Für das Projekt „Kabel 8" ist seit 2007 fast die halbe Fläche der Stromkabelfabrik umgebaut worden. Darunter mehrere Hallen, eine Garage, sowie je ein Labor- und Bürogebäude. Beim Umbau haben die Projektverantwortlichen versucht, den Charakter der alten Gebäude zu bewahren:
„Wir haben uns beim Umbau an gewisse Grundprinzipien halten müssen. Wir haben uns bemüht, das Erscheinungsbild der alten Gassen und Höfe zu erneuern, ohne dabei die Grundstruktur und die äußere Erscheinung der alten Bauten grundlegend zu verändern. Die Fenster und Türen, ja sogar die Reben an der äußeren Wand, haben wir so belassen wie sie waren."

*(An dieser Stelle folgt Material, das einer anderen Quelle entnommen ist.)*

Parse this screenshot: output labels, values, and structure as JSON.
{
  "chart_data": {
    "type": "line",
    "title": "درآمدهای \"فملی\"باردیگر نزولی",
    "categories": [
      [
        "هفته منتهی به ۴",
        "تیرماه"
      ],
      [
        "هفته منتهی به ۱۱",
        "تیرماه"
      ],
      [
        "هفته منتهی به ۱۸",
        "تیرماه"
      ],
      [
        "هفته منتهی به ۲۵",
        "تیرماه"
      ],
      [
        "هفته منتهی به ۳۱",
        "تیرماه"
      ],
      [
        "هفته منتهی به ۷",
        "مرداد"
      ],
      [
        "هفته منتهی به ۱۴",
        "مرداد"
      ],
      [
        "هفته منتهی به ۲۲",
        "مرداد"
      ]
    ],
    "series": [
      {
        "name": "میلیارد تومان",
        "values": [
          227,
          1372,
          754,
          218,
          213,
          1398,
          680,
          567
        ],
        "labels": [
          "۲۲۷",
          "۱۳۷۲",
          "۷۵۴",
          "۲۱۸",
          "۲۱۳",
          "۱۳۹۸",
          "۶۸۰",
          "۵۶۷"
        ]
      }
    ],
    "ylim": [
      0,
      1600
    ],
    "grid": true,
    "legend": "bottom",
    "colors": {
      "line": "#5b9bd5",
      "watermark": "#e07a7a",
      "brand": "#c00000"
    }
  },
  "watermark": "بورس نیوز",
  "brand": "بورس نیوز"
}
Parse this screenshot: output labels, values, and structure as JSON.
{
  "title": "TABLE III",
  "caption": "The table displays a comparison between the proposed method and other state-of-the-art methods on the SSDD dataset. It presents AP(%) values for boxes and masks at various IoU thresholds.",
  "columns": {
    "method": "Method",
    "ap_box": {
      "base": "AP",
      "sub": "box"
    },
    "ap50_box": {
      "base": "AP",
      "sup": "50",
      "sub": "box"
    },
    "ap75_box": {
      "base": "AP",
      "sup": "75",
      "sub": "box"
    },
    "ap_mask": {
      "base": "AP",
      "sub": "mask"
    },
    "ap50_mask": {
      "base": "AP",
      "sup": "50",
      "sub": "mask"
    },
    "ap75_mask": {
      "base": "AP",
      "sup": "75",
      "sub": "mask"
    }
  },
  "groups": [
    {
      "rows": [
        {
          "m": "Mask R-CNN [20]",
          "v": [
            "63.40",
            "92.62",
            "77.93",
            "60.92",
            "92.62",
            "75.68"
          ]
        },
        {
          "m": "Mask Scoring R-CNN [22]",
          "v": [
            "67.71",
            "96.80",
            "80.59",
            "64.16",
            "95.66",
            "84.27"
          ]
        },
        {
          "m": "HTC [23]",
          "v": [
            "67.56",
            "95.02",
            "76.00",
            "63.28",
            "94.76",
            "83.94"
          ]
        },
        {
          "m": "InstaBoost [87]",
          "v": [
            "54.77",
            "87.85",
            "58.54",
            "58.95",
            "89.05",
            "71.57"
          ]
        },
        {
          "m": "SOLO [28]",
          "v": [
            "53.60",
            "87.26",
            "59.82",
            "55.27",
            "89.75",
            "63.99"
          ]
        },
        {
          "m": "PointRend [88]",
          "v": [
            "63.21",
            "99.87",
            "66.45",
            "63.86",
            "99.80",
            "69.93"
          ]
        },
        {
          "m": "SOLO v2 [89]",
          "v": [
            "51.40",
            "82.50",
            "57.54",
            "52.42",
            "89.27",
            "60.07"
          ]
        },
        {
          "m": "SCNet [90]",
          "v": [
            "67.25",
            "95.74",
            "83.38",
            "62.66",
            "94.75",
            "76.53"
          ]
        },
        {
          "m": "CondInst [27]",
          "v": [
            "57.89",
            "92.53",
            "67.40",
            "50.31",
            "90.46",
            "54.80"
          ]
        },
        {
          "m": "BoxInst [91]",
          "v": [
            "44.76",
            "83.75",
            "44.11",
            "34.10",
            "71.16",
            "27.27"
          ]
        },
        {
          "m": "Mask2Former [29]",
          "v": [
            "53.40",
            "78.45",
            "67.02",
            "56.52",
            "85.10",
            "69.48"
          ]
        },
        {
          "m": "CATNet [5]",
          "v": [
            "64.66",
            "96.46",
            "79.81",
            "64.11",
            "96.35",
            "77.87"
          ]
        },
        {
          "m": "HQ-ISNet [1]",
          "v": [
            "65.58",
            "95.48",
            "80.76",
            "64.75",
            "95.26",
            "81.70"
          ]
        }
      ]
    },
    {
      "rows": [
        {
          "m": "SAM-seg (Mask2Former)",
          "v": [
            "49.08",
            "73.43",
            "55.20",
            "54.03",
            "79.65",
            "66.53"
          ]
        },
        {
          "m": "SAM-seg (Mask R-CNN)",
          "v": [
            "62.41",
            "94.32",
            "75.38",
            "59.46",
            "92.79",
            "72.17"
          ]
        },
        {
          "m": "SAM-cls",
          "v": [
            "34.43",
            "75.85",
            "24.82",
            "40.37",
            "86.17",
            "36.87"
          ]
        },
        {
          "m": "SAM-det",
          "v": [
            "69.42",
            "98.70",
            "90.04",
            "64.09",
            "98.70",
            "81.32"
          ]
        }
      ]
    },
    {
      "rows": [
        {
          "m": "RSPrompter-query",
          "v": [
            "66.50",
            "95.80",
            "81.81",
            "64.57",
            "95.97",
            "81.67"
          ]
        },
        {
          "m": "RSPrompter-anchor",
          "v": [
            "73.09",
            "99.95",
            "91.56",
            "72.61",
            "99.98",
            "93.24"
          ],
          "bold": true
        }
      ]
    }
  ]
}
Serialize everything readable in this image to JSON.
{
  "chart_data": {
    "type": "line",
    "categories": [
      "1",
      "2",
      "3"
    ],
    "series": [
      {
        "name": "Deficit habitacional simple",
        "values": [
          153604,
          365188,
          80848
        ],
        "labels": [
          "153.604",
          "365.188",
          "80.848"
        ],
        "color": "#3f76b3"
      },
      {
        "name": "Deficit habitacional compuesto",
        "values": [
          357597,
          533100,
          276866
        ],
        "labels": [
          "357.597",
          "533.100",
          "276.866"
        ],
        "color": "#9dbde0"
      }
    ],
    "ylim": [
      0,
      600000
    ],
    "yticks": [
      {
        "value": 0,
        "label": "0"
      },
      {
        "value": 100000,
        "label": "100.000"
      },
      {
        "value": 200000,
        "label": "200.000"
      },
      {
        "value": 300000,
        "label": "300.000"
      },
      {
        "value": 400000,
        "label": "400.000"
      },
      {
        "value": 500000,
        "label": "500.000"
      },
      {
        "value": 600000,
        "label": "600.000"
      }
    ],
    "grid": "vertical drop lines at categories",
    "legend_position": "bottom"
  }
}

Für die Renovation der öffentlichen Anlagen innerhalb von „Kabel 8" zeichnete die Shangba Kultur GmbH zuständig. Das Innendesign hingegen wurde von den hier angesiedelten Unternehmen in Eigenregie entworfen. Am meisten überrascht hat Yu Bo, dass viele Firmen versucht haben, die alten Maschinen und anderen originalen Bestandteile der Fabrik in ihre neuen Räumlichkeiten zu integrieren:
„An den Wänden entlang der Korridore hängen viele alte Fotorahmen. Die Rahmen sind zwar alt, die Bilder darin hingegen neu. Einige Firmen wollten die alten Maschinen beibehalten. So wurde beispielsweise eine abgenutzte Walze in einen kleinen Tisch umfunktioniert. Auch unser Wunsch war es, den Originalcharakter der Fabrik zu bewahren. Schon beim Betreten spürt man, dass dieser Ort hier einst eine Fabrik war. Erst nach einer Weile erkennt man die kulturellen Innovationen der jungen Generation. Dieser Sachverhalt entspricht nicht nur dem kulturellen Trend, sondern ist gleichzeitig auch noch umweltfreundlich."